BIOCHEMICAL INTERPRETATION OF THE SYNERGISTIC EFFECT OF BIOLOGICALLY ACTIVE SUBSTANCES IN RELATION TO ANTIMICROBIAL AGENTS BY COMPUTER CHEMISTRY METHODS

Abstract

Due to the widespread resistance of microorganisms to existing drugs, the need for the search and development of new antibacterial forms is extremely high. The use of complexes of natural compounds, characterized by a wide variety, and antibiotics can make it possible to obtain antimicrobial agents of a diverse chemical structure and mechanism of action, and ensure the emergence of new effective medicines.There is a large amount of evidence that biologically active substances (BAS) of plant extracts can improve the work of some antimicrobials, their effect is: the ability to disrupt the structure of the bacterial plasma membrane, causing the formation of pores and leakage of internal contents; changes in electric charge and polarity; increased permeability, change in fluidity and other phenomena responsible for antibacterial activity.
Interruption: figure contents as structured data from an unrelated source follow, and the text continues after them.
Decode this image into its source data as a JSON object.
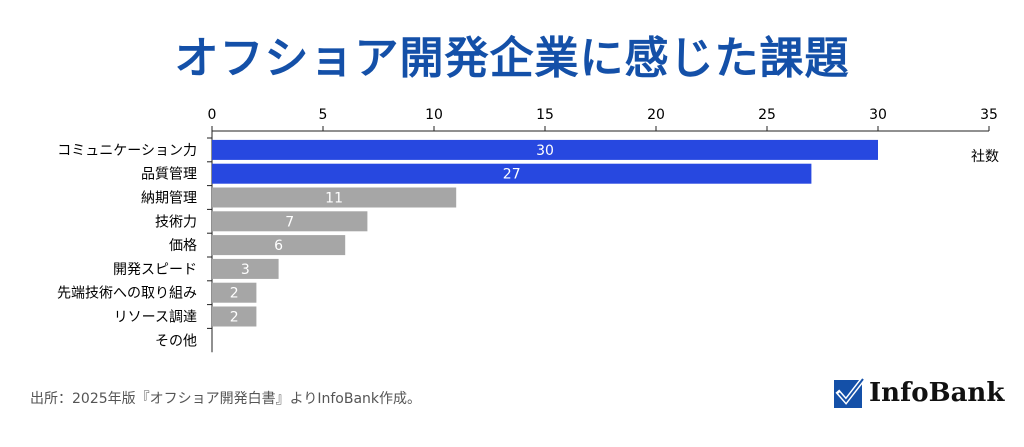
{
  "title": "オフショア開発企業に感じた課題",
  "source": "出所：2025年版『オフショア開発白書』よりInfoBank作成。",
  "logo": {
    "text": "InfoBank",
    "icon": "checkmark-box-icon",
    "color": "#1450a8"
  },
  "chart_data": {
    "type": "bar",
    "orientation": "horizontal",
    "categories": [
      "コミュニケーション力",
      "品質管理",
      "納期管理",
      "技術力",
      "価格",
      "開発スピード",
      "先端技術への取り組み",
      "リソース調達",
      "その他"
    ],
    "values": [
      30,
      27,
      11,
      7,
      6,
      3,
      2,
      2,
      0
    ],
    "unit_label": "社数",
    "xlim": [
      0,
      35
    ],
    "xticks": [
      0,
      5,
      10,
      15,
      20,
      25,
      30,
      35
    ],
    "axis_position": "top",
    "data_labels": true,
    "grid": false,
    "colors": {
      "highlight": "#2748e0",
      "default": "#a6a6a6",
      "title": "#1450a8"
    },
    "highlighted_categories": [
      "コミュニケーション力",
      "品質管理"
    ]
  }
}
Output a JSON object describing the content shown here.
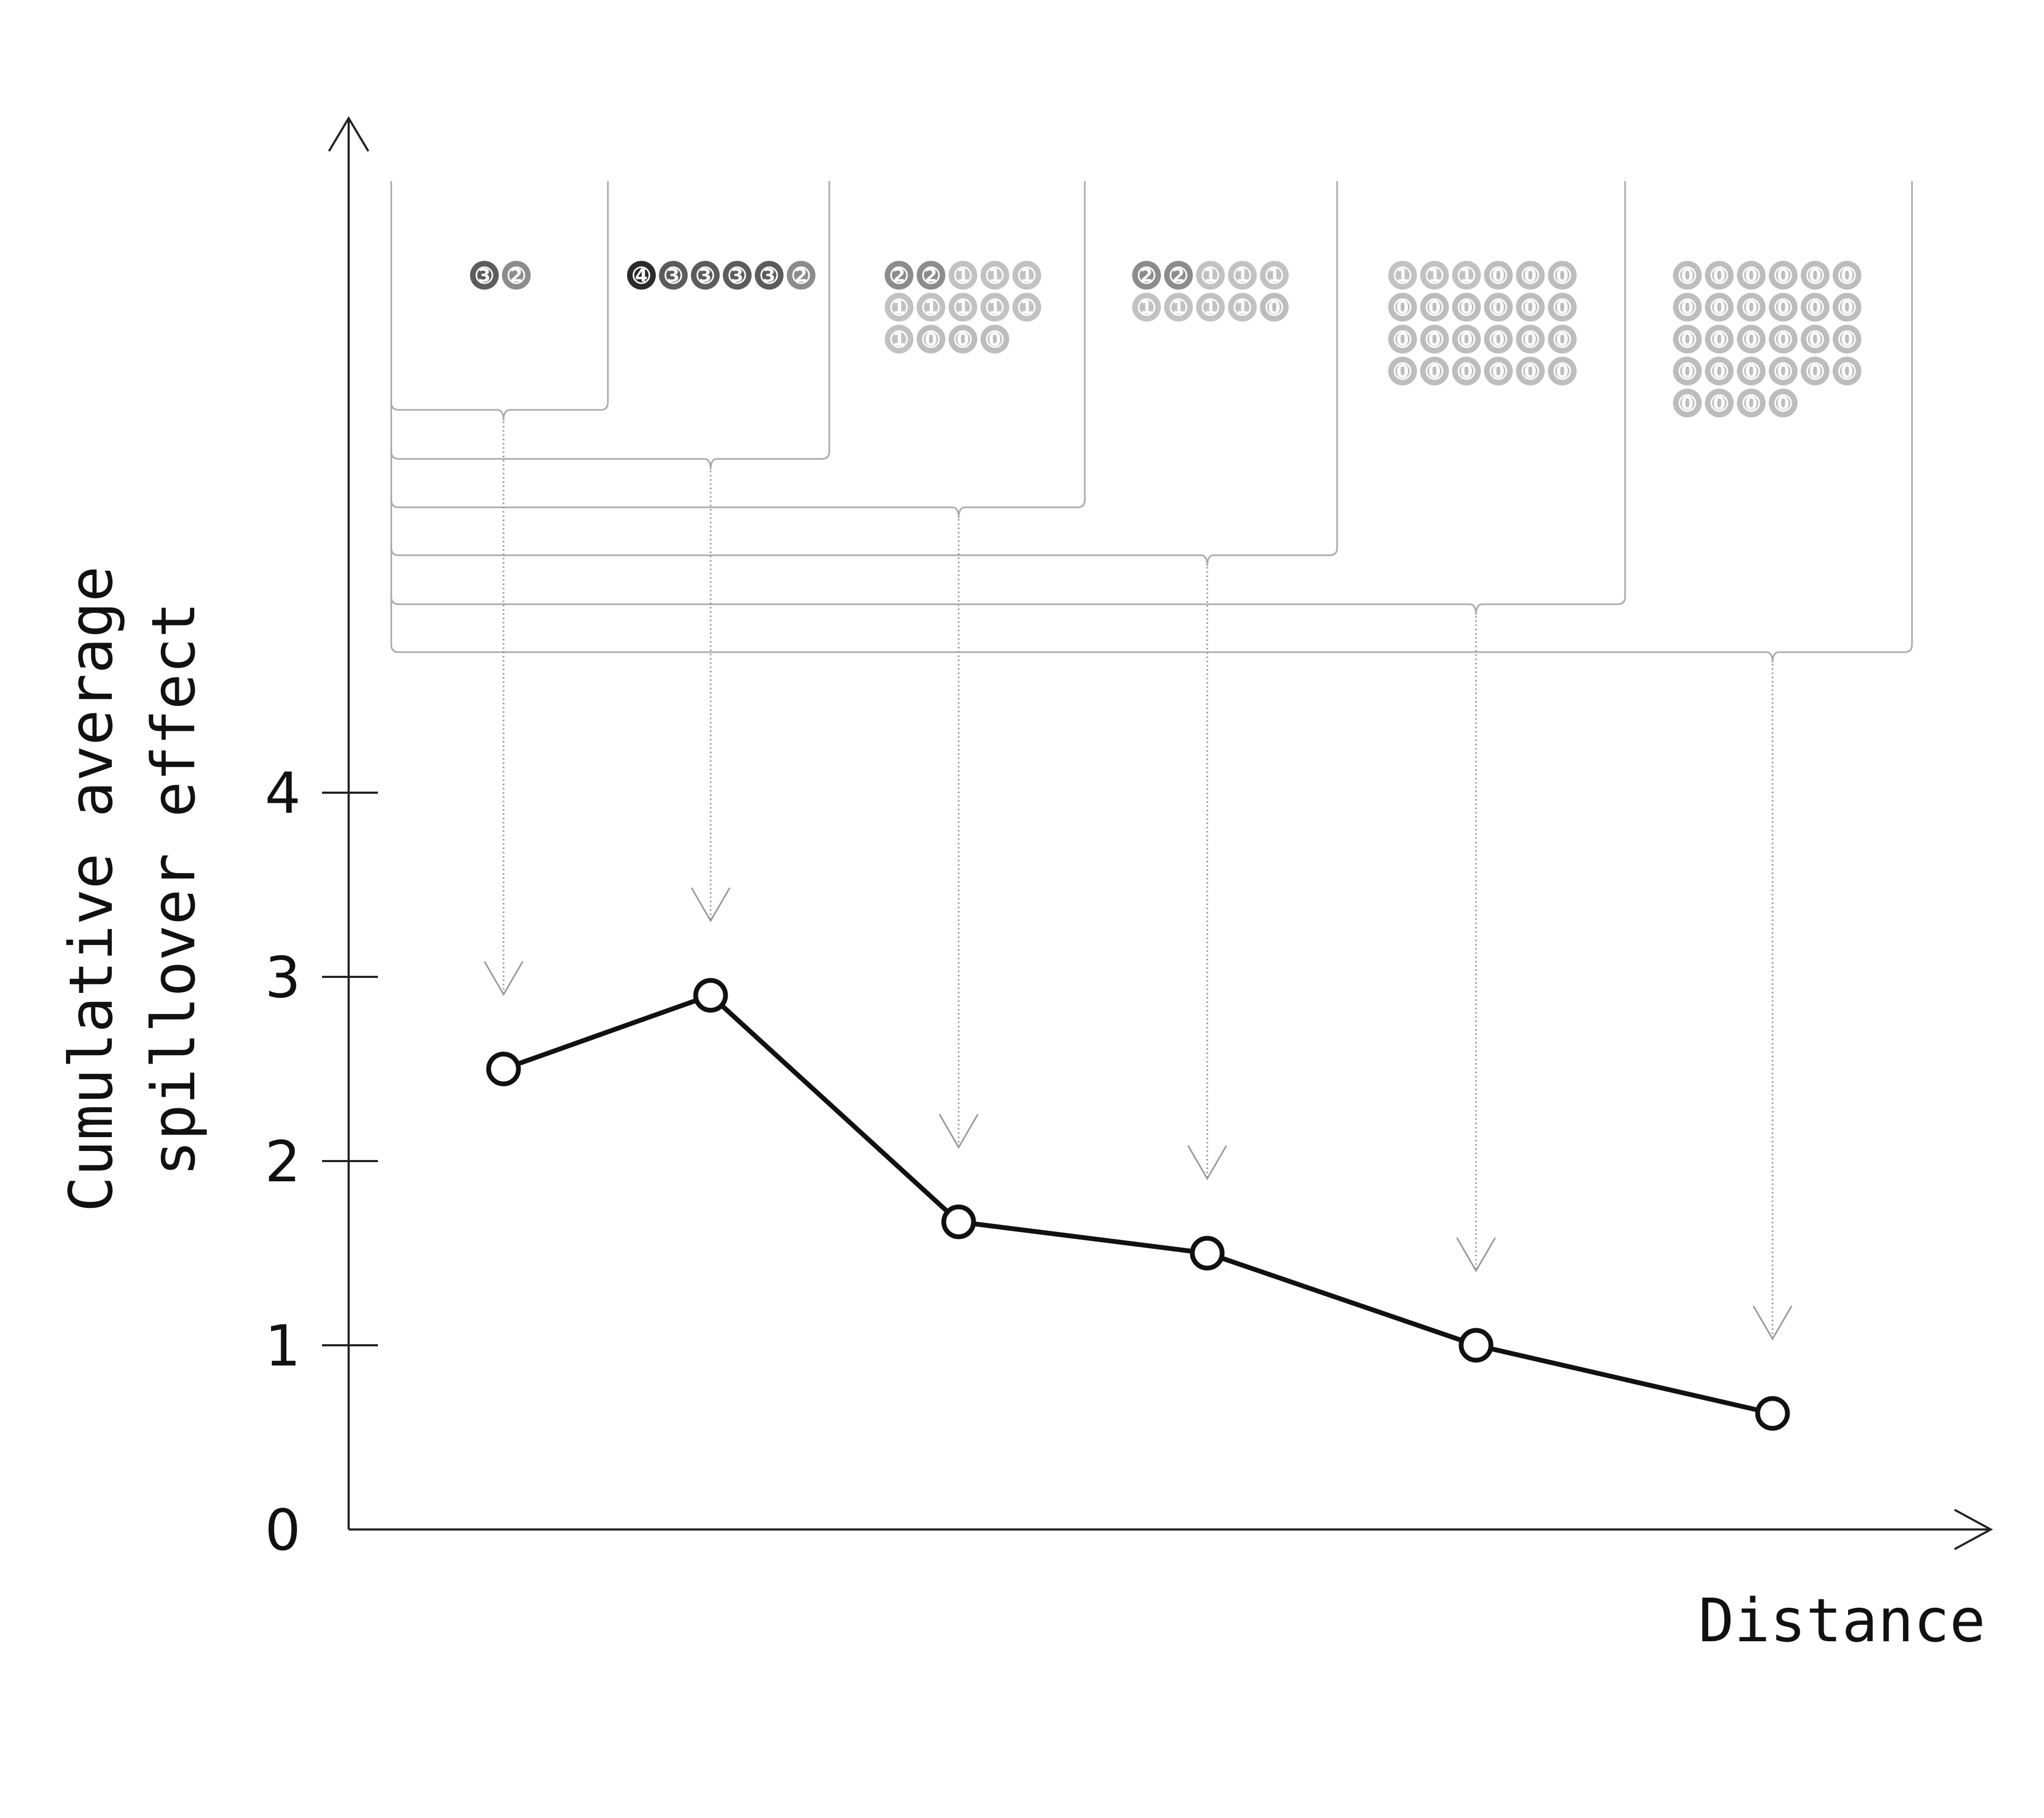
{
  "chart_data": {
    "type": "line",
    "title": "",
    "xlabel": "Distance",
    "ylabel_lines": [
      "Cumulative average",
      "spillover effect"
    ],
    "ylim": [
      0,
      4
    ],
    "y_ticks": [
      "0",
      "1",
      "2",
      "3",
      "4"
    ],
    "x_axis_tick_labels": false,
    "grid": false,
    "legend": "none",
    "series": [
      {
        "values": [
          2.5,
          2.9,
          1.67,
          1.5,
          1.0,
          0.63
        ]
      }
    ],
    "groups": [
      {
        "items": [
          3,
          2
        ]
      },
      {
        "items": [
          4,
          3,
          3,
          3,
          3,
          2
        ]
      },
      {
        "items": [
          2,
          2,
          1,
          1,
          1,
          1,
          1,
          1,
          1,
          1,
          1,
          0,
          0,
          0
        ]
      },
      {
        "items": [
          2,
          2,
          1,
          1,
          1,
          1,
          1,
          1,
          1,
          0
        ]
      },
      {
        "items": [
          1,
          1,
          1,
          0,
          0,
          0,
          0,
          0,
          0,
          0,
          0,
          0,
          0,
          0,
          0,
          0,
          0,
          0,
          0,
          0,
          0,
          0,
          0,
          0
        ]
      },
      {
        "items": [
          0,
          0,
          0,
          0,
          0,
          0,
          0,
          0,
          0,
          0,
          0,
          0,
          0,
          0,
          0,
          0,
          0,
          0,
          0,
          0,
          0,
          0,
          0,
          0,
          0,
          0,
          0,
          0
        ]
      }
    ],
    "value_colors": {
      "4": "#2b2b2b",
      "3": "#5c5c5c",
      "2": "#8c8c8c",
      "1": "#c2c2c2",
      "0": "#bdbdbd"
    }
  }
}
Synthesis of antibacterial compounds based on chemical modification of antimicrobial agents by natural complexes is one of the promising methods in the fight against antibiotic resistance. In this work, the synergistic effect of biologically active substances (BAS) of medicinal plants in relation to antimicrobial agents, ceftazidime and fosfomycin was investigated using computer chemistry methods. The variаnt of the effect of BAS on both the antibiotic and penicillin-binding proteins or beta-lactamases as part of a complex with an antibiotic was evaluated, as a result of which protein inhibition, its conformational rearrangement, or a decrease in the required minimum concentration of the antibiotic could occur. Ceftazidime and fosfomycin were chosen as the studied antibacterial drugs. The ligands were 8 molecules (BAS) with antimicrobial properties, such as: allicin, gallic acid, dihydroquercitin, rutin, atropine, tannin, thymol and saponin. 2 proteins from the RCSB Protein Data Bank database belonging to two different classes of enzymes were selected as binding models. At the first stage, the molecules of the studied substances were optimized in a small approximation HF/3-21+G and the thermodynamic problem was calculated. The second stage was a configuration search, after which molecular docking took place, binding of the studied substances (ligands) with protein molecules in the AutoDock 4.2.6 program. As a result, it was possible to obtain several binding sites, the probability of which would be the greatest.